I ate an apple today. At least I think I did.

I had to walk cross-campus for a late afternoon meeting. I remember biting into the apple just as I was passing the walkway that leads up to the library. It was a Pink Lady–tart and sweet and with a lot of crunch. I remember how good that first bite tasted.

And the next thing I knew: I was standing in front of the administrative building with an apple core in my hand.

Sometimes I think my missteps are more valuable to me than my little victories. I can think of a number of instances over the past 11 months in which I would catch myself doing the exact opposite of what I would consider deliberate living, and then try to correct my actions.

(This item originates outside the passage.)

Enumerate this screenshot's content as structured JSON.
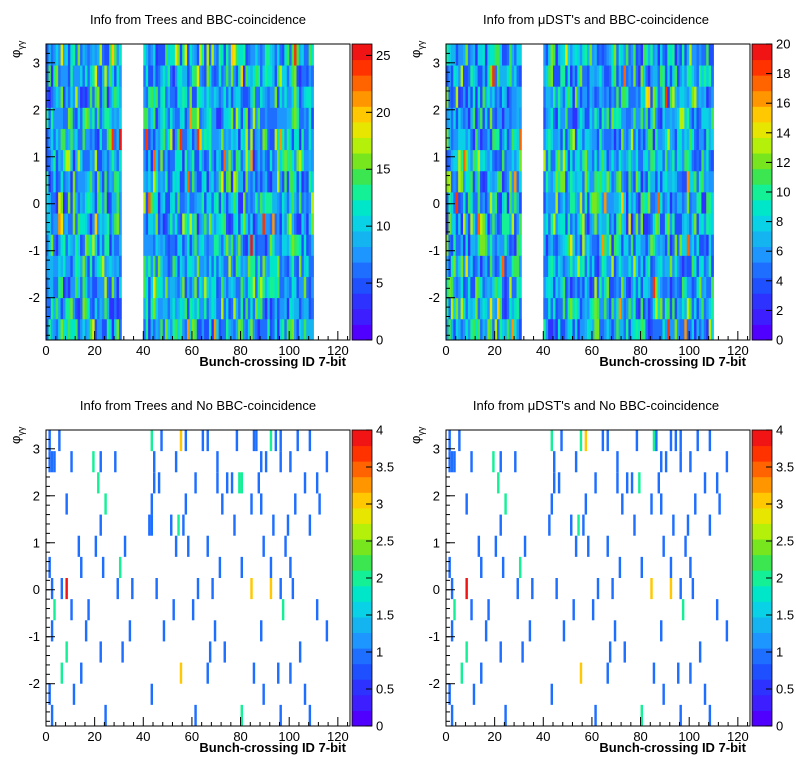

Today was one such instance.

I’ve always maintained that it would be an unrealistic goal to expect that somehow I would manage to spend every moment of every day in mindful observance. That said, I would like to think that with practice, I could slowly become just a little more aware of my daily life, as I’m living it.

Like eating an apple, for example.

And of course, at any moment I can practice that awareness.

Like right now.

I’ve poured myself a cup of tea. And apparently, I’ve already drank down half of that cup. So I stop, take a moment, and take a sip. That wasn’t so hard, was it?

In many ways, this whole year has been that sort of progress. I practice. I fall out of practice. I catch myself, and then I bring myself back into practice.

I guess what I’m really doing is practicing practice!